Sensibly, the government allocated GBP £8 billion (USD $15 billion) to handle and resolve some 780,000 applications, which also included legal and medical examination costs. They set up standard framework agreements with specialist law firms and obtained a buy-in from the trade unions. Compensation guidelines were set, as was a deadline for submitting claims under this scheme (March 31, 2004).

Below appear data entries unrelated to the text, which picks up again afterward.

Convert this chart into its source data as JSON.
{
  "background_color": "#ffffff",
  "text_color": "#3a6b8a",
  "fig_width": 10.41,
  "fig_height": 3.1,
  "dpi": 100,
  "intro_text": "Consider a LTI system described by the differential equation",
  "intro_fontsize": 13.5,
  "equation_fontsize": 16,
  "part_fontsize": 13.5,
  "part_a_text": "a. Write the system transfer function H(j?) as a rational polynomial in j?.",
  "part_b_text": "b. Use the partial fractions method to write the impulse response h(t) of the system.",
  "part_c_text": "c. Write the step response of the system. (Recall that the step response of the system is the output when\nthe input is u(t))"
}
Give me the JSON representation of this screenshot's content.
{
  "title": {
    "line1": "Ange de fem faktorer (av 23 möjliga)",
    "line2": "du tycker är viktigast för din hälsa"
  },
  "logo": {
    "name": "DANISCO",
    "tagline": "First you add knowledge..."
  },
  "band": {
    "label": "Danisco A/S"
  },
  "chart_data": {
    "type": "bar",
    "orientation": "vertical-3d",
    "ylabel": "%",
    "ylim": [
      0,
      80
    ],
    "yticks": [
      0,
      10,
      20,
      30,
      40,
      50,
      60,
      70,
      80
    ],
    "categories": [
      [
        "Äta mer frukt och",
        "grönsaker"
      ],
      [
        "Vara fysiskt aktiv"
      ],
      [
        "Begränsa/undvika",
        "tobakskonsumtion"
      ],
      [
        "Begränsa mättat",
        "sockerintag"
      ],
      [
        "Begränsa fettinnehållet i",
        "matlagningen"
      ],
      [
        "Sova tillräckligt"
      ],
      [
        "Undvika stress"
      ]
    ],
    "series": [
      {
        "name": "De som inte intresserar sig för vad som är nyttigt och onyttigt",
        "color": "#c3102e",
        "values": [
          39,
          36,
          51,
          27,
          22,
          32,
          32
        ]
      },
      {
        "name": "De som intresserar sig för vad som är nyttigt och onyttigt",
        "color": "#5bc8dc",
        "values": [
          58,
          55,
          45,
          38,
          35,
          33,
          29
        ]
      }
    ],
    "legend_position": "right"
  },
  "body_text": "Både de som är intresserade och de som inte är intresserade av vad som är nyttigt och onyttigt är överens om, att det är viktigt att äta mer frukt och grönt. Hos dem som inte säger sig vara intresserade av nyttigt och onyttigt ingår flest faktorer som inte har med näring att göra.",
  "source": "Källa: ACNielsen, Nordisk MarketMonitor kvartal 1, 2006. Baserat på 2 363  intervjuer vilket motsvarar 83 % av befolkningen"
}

This all sounds very sensible and pragmatic. In our view, the reality did not match the vision. In practicality, the scheme turned out to be flawed as it was still essentially adversarial. As such there were some fundamentally negative consequences:

  1. With the DTI acting in lieu of the defendant, traditional legal process was taken out of the context of the court but, in our view, not streamlined in terms of time or cost—i.e., no advantage was derived by taking into account the economies of scale that could have been applied by looking at the group as a whole and applying a common approach to like cases. Nor was the same rigor encouraged as would have been the case under independent court supervision.
  2. Lawyers in the United Kingdom are in most cases not allowed to work on a contingency basis. They are, however, allowed enter into “no win–no fee” agreements. The basis of these is that the plaintiff is not liable for fees except in the event he/she loses. In the event of success, the lawyer is able to increase his/her costs by up to 100 percent which in most cases can be reclaimed in full from the defendant. This left claimants with two choices:
    • If they were union members they could turn to their trade union. Some trade unions were therefore put in a difficult position as they felt ethically and often constitutionally committed to legally representing their members for free, but did not necessarily have the resource to do so. Take for example the National Union of Miners whose membership in the late 1990s had fallen from over half a million members post-war to a few thousand. This in turn meant they needed to look at how they could raise the funds to do so, often resulting in extremely negative PR—e.g. referral fees, one-off upfront administration fees etc.
    • If they were not union members and could not afford to fund the legal fees themselves, claimants needed to turn to independent law firms. As mentioned above, these law firms were allowed to charge a significant success premium calculated on the time they spent working up and resolving each claim—even if the work for those claims was essentially very similar. As such, the commercial interests of the law firms were therefore not aligned with those of their claimants. Furthermore, legal fees were significantly increased and perhaps out of proportion to the risks that the law firms were assuming. N.B. Lawyers have already been paid an estimated GBP700 million ($130 million) while, as at June 2004, only 138,000 claims have been settled.
  3. The administration costs—especially medical examinations—proved more expensive than anticipated. Wanting to cap their exposure, the DTI outsourced the contract 1½ years ago at a cost of GBP £125 million ($234 million).
  4. There was no independent party assessing the performance of this process.

To our mind, it would have made sense from the outset to put in place an independent tribunal that would operate according to pre-agreed standard operating procedures and would be supervised by representatives of both sides. Claimants would have been encouraged to submit claims directly (with the assistance of their own legal counsel and medical reports if they so wanted). This would have made the process fully transparent and cooperative while also putting in place a system with clear audit trails. This would also have allowed in-built controls to identify fraudulent filings so that related penalties could be developed that were significant enough to become deterrents. This system would have had the additional benefit of both speed and the reduction of legal costs.

Considering the potential emergence of several debtors from the bankruptcy process in the next few months and the current legislative activity in the United States, 2005 may be the year that brings some certainty to asbestos claimants and defendants and begins to eliminate the huge transaction costs currently being experienced this side of the Atlantic.